Twyla would sing a German lullaby to her babies while rocking them to sleep: “O wie wohl ist mir am Abend, mir am Abend, wenn die Abendglocken läuten, Glocken läuten.” (“Oh, how lovely is the evening, is the evening, when the bells are sweetly ringing, sweetly ringing.”)
Music was the heartbeat of Lee and Twyla’s marriage. Leland sang “Oh Promise Me” at his wedding to Twyla, and they both sang a duet of “Jesus Leads” at Twyla’s parents’ golden wedding celebration. Jim, Tim, and Tom remember how their mother used to play and sing, “Give the World a Smile Each Day (Helping Someone On Life’s Way)”—and how she used to live the message of that song. Lee and Twyla sang countless duets at church, including “Blessed Assurance” and “What a Friend We Have in Jesus.”
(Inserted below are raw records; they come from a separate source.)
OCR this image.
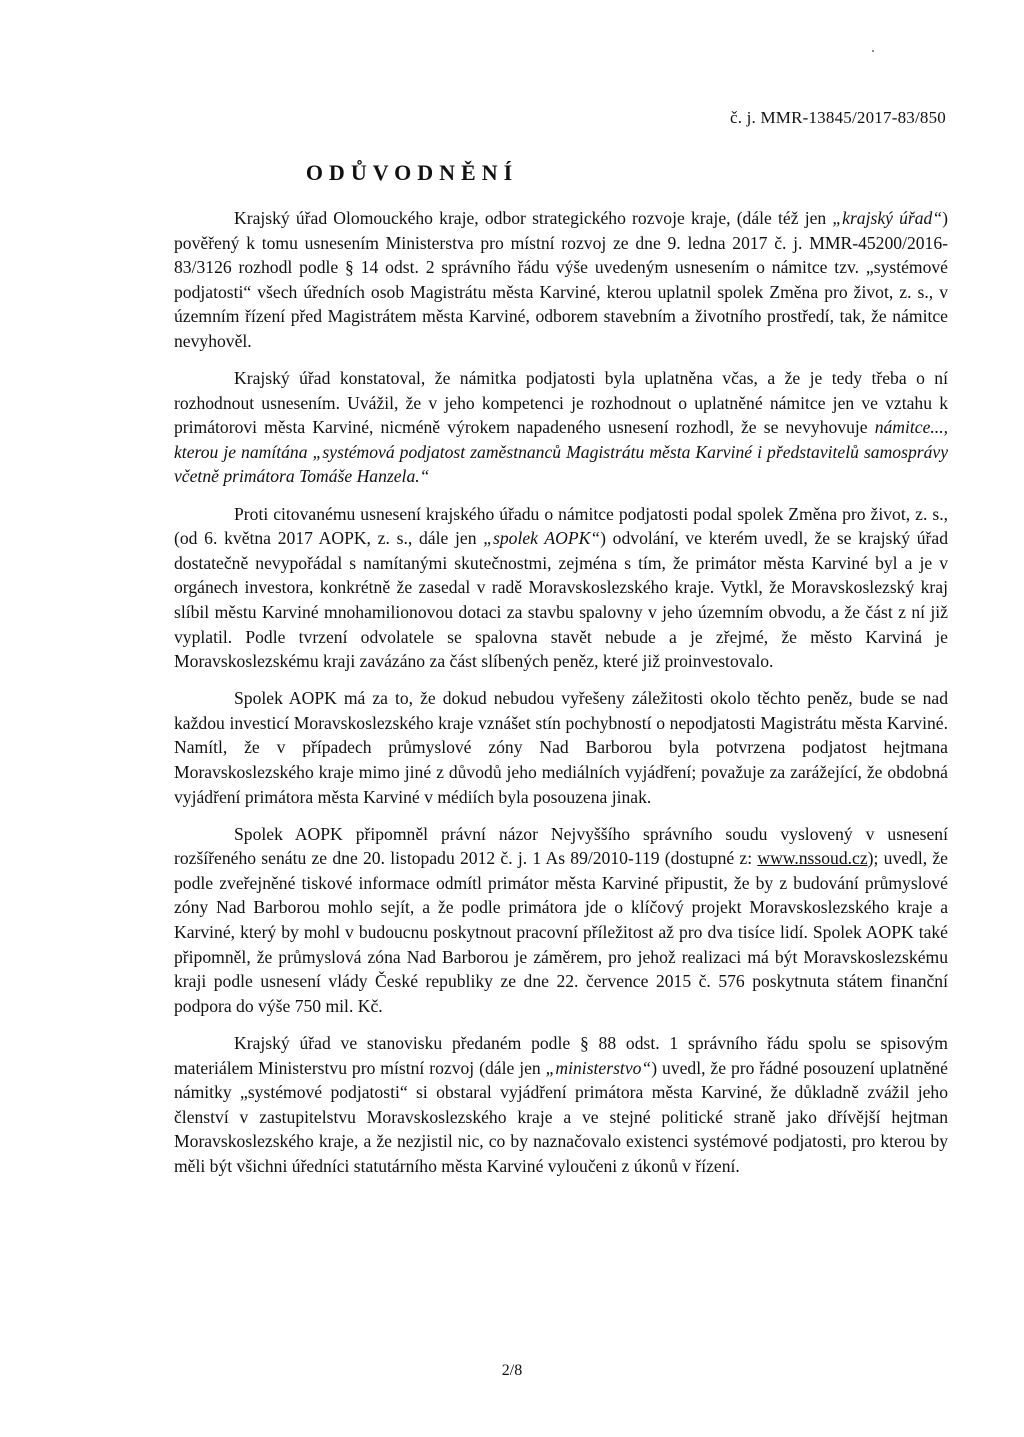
č. j. MMR-13845/2017-83/850
ODŮVODNĚNÍ

Krajský úřad Olomouckého kraje, odbor strategického rozvoje kraje, (dále též jen „krajský úřad“) pověřený k tomu usnesením Ministerstva pro místní rozvoj ze dne 9. ledna 2017 č. j. MMR-45200/2016-83/3126 rozhodl podle § 14 odst. 2 správního řádu výše uvedeným usnesením o námitce tzv. „systémové podjatosti“ všech úředních osob Magistrátu města Karviné, kterou uplatnil spolek Změna pro život, z. s., v územním řízení před Magistrátem města Karviné, odborem stavebním a životního prostředí, tak, že námitce nevyhověl.

Krajský úřad konstatoval, že námitka podjatosti byla uplatněna včas, a že je tedy třeba o ní rozhodnout usnesením. Uvážil, že v jeho kompetenci je rozhodnout o uplatněné námitce jen ve vztahu k primátorovi města Karviné, nicméně výrokem napadeného usnesení rozhodl, že se nevyhovuje námitce..., kterou je namítána „systémová podjatost zaměstnanců Magistrátu města Karviné i představitelů samosprávy včetně primátora Tomáše Hanzela.“

Proti citovanému usnesení krajského úřadu o námitce podjatosti podal spolek Změna pro život, z. s., (od 6. května 2017 AOPK, z. s., dále jen „spolek AOPK“) odvolání, ve kterém uvedl, že se krajský úřad dostatečně nevypořádal s namítanými skutečnostmi, zejména s tím, že primátor města Karviné byl a je v orgánech investora, konkrétně že zasedal v radě Moravskoslezského kraje. Vytkl, že Moravskoslezský kraj slíbil městu Karviné mnohamilionovou dotaci za stavbu spalovny v jeho územním obvodu, a že část z ní již vyplatil. Podle tvrzení odvolatele se spalovna stavět nebude a je zřejmé, že město Karviná je Moravskoslezskému kraji zavázáno za část slíbených peněz, které již proinvestovalo.

Spolek AOPK má za to, že dokud nebudou vyřešeny záležitosti okolo těchto peněz, bude se nad každou investicí Moravskoslezského kraje vznášet stín pochybností o nepodjatosti Magistrátu města Karviné. Namítl, že v případech průmyslové zóny Nad Barborou byla potvrzena podjatost hejtmana Moravskoslezského kraje mimo jiné z důvodů jeho mediálních vyjádření; považuje za zarážející, že obdobná vyjádření primátora města Karviné v médiích byla posouzena jinak.

Spolek AOPK připomněl právní názor Nejvyššího správního soudu vyslovený v usnesení rozšířeného senátu ze dne 20. listopadu 2012 č. j. 1 As 89/2010-119 (dostupné z: www.nssoud.cz); uvedl, že podle zveřejněné tiskové informace odmítl primátor města Karviné připustit, že by z budování průmyslové zóny Nad Barborou mohlo sejít, a že podle primátora jde o klíčový projekt Moravskoslezského kraje a Karviné, který by mohl v budoucnu poskytnout pracovní příležitost až pro dva tisíce lidí. Spolek AOPK také připomněl, že průmyslová zóna Nad Barborou je záměrem, pro jehož realizaci má být Moravskoslezskému kraji podle usnesení vlády České republiky ze dne 22. července 2015 č. 576 poskytnuta státem finanční podpora do výše 750 mil. Kč.

Krajský úřad ve stanovisku předaném podle § 88 odst. 1 správního řádu spolu se spisovým materiálem Ministerstvu pro místní rozvoj (dále jen „ministerstvo“) uvedl, že pro řádné posouzení uplatněné námitky „systémové podjatosti“ si obstaral vyjádření primátora města Karviné, že důkladně zvážil jeho členství v zastupitelstvu Moravskoslezského kraje a ve stejné politické straně jako dřívější hejtman Moravskoslezského kraje, a že nezjistil nic, co by naznačovalo existenci systémové podjatosti, pro kterou by měli být všichni úředníci statutárního města Karviné vyloučeni z úkonů v řízení.

2/8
Also central to Lee and Twyla’s relationship was a passion for children and needy people. They were involved in several Christian ministries—Child Evangelism Fellowship, Message of Life, and many others. Their home was a welcoming place for family, friends, exchange students, and their sons’ school friends (who sometimes showed up unannounced at dinnertime, but never left hungry).
Lee and Twyla celebrated their golden wedding anniversary in August 2001. They were joined by more than a hundred friends and family members.
Lee passed away quietly in his sleep in May 2014, and Twyla joined him in Heaven nine years later. The songs they are singing together now would be amazing to hear!
FAMILY
Leland DenneyHusband (deceased)
Timothy DenneySon
James D. Denney (Debbie)Son
Thomas DenneySon
Twyla also leaves two grandchildren and three great grandchildren to cherish her memory.